I’ve been on several multi day trips on the flambeau. Every time I’ve been out my group was the only ones out there. Maybe it’s different on prime camping holiday weekends but sites are fairly open from my experience. If you do run across one that’s taken, there’s usually another not much father down river.
Link Posted: 2/17/2021 8:18:06 AM EDT
[Last Edit: 2/17/2021 8:20:36 AM EDT by Lorax]
Discussion ForumsJump to Quoted PostQuote History
Originally Posted By JimEb:


Is this info you’re willing to share or kept secret like fishing spots?  

When camping I usually go midweek and avoid weekends.  So I expect a Wednesday morning would your best bet?  Maybe some northern arfcommer could establish a little side hustle, claim a campsite in advance for us unfortunate people that have to make a long drive up from down south.  

(Said somewhat jokingly but I bet people do that)
View Quote



On any public water, points or "party sites" get hit and used most often. Back bay sites and sites in shallower water get used the least. On big water, it's best to paddle early mornings before the wind kicks up. Go midweek and you'll be fine.
Use google earth or some similar map to see how well worn the sites are. if you can really tel it from satellite, it's probably going to be taken by groups of motorboat people.
You'll know the well used sites by the amount of what I call, "Wisconsin shit buckets" thrown throughout the woods. The people's fondness here for shitting in 5 gallon buckets and just leaving them as proud monuments to poor diet and excessive Busch Lite consumption is something I have never witnessed anywhere else.
NHAL Canoe Trail has many great sites and you are never far from a lake with a site. Binoculars in your canoe help scout out empty sites. Some visible even from the parking area. Look for lakes and rivers without a big boat ramp. Look for ones with motor restrictions.
1/4 of the TF Flowage is designated "Voluntary Quiet Waters". It is the roughly 1/4 of the lake accessible from Murray's Landing. You'll see some motorboats in that section, but the weeds tangle their props and they head back out into the main section of lake. many great spots in there. Most people with motors in that section have smaller boats. But you'll see more paddlers there. The fishing is great, too.

What kind of canoe will you be using? Solo?
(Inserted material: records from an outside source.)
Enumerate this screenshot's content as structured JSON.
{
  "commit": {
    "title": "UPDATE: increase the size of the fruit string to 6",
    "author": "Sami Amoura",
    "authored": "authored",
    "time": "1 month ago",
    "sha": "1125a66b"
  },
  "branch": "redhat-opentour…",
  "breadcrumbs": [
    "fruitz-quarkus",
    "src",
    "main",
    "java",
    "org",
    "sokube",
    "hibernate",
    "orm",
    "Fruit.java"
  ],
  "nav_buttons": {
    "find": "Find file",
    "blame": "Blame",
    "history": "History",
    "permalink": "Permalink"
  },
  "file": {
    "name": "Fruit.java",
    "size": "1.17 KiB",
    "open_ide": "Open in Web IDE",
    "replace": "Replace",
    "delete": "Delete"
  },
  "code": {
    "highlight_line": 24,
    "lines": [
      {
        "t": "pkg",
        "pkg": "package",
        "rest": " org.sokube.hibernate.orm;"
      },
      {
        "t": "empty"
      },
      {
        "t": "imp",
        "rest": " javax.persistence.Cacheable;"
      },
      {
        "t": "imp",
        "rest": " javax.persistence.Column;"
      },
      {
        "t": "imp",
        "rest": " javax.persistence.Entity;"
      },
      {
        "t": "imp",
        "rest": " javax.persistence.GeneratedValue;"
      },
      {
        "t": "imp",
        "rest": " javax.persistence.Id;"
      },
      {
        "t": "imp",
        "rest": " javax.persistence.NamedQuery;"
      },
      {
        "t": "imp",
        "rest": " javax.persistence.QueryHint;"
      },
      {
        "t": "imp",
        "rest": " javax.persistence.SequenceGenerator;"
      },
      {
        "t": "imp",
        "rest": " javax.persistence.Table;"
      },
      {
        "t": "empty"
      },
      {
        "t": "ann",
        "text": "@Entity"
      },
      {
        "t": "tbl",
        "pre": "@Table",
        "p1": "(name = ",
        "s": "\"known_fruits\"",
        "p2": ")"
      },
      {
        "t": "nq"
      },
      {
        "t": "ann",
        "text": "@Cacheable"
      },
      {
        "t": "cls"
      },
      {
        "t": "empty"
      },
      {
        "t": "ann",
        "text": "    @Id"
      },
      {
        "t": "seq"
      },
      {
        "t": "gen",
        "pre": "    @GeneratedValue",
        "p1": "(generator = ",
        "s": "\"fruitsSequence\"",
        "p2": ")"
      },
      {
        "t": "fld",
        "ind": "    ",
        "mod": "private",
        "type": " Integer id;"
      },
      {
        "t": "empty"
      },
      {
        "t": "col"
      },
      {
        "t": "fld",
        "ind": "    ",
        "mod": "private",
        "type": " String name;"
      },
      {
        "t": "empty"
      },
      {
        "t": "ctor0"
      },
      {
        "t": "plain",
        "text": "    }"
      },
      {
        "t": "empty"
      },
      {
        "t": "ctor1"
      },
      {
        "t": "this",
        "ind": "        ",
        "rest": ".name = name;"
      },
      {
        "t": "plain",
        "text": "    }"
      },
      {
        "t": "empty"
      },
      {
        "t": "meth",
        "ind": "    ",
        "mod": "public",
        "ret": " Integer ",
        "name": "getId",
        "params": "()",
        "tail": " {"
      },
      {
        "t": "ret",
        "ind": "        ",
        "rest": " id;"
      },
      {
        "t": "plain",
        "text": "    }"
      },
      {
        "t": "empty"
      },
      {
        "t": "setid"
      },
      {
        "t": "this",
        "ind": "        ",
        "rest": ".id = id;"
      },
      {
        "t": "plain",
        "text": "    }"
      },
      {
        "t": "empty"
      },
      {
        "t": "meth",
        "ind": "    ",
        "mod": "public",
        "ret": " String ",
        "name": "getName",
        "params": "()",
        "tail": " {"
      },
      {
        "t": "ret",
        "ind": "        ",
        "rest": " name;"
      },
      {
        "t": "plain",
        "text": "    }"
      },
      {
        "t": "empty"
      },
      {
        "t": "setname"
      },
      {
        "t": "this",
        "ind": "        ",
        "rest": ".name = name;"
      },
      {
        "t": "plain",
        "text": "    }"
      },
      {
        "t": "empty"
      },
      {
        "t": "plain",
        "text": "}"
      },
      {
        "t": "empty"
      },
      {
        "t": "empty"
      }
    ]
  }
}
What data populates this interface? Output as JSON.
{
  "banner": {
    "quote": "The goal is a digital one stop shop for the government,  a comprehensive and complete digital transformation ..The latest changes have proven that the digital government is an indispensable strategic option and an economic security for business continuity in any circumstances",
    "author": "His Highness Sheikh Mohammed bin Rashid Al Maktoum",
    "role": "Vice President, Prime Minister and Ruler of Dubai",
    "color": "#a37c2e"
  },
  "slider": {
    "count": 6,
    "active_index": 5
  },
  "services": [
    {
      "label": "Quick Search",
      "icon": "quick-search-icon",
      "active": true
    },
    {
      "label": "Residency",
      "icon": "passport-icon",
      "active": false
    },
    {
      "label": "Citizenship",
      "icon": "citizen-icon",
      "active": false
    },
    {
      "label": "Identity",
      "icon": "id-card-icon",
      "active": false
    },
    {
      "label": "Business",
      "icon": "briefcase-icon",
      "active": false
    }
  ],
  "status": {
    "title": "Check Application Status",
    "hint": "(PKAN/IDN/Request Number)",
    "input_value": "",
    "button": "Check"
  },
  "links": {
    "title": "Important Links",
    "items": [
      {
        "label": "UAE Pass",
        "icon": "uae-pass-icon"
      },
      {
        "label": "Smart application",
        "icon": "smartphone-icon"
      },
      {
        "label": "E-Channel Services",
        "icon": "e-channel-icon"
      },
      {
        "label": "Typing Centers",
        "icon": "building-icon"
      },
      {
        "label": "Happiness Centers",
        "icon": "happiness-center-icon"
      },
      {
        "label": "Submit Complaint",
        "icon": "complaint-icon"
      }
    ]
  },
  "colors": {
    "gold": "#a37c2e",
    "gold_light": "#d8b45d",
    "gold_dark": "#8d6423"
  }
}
Tandem?
Link Posted: 2/17/2021 5:34:42 PM EDT
[Last Edit: 2/17/2021 5:35:10 PM EDT by JimEb]
I booked a remote site at Clear Lake in the NHAL for this summer.  We used to always car camp there with my father-in-law so I’m very familiar with that lake.  Figure it’s a good way to get my wife’s feet wet with canoe camping without being too far off the beaten path.  Figure we could use this time to scout out the bittersweet lakes area nearby.  Maybe do that area next year.  

Will be just myself and the wife in a Nova Craft Prospector 16.
Link Posted: 2/18/2021 8:31:56 AM EDT
Discussion ForumsJump to Quoted PostQuote History
Originally Posted By JimEb:
I booked a remote site at Clear Lake in the NHAL for this summer.  We used to always car camp there with my father-in-law so I’m very familiar with that lake.  Figure it’s a good way to get my wife’s feet wet with canoe camping without being too far off the beaten path.  Figure we could use this time to scout out the bittersweet lakes area nearby.  Maybe do that area next year.  

Will be just myself and the wife in a Nova Craft Prospector 16.
View Quote



For my wife's first outdoors trip. I took her for a backpacking weekend. She liked it, so I then took her for 10 days up through the BWCA and into Quetico. We saw 8 people in 9 of those 10 days.

Just threw her right into the good stuff. Now? She can't get enough.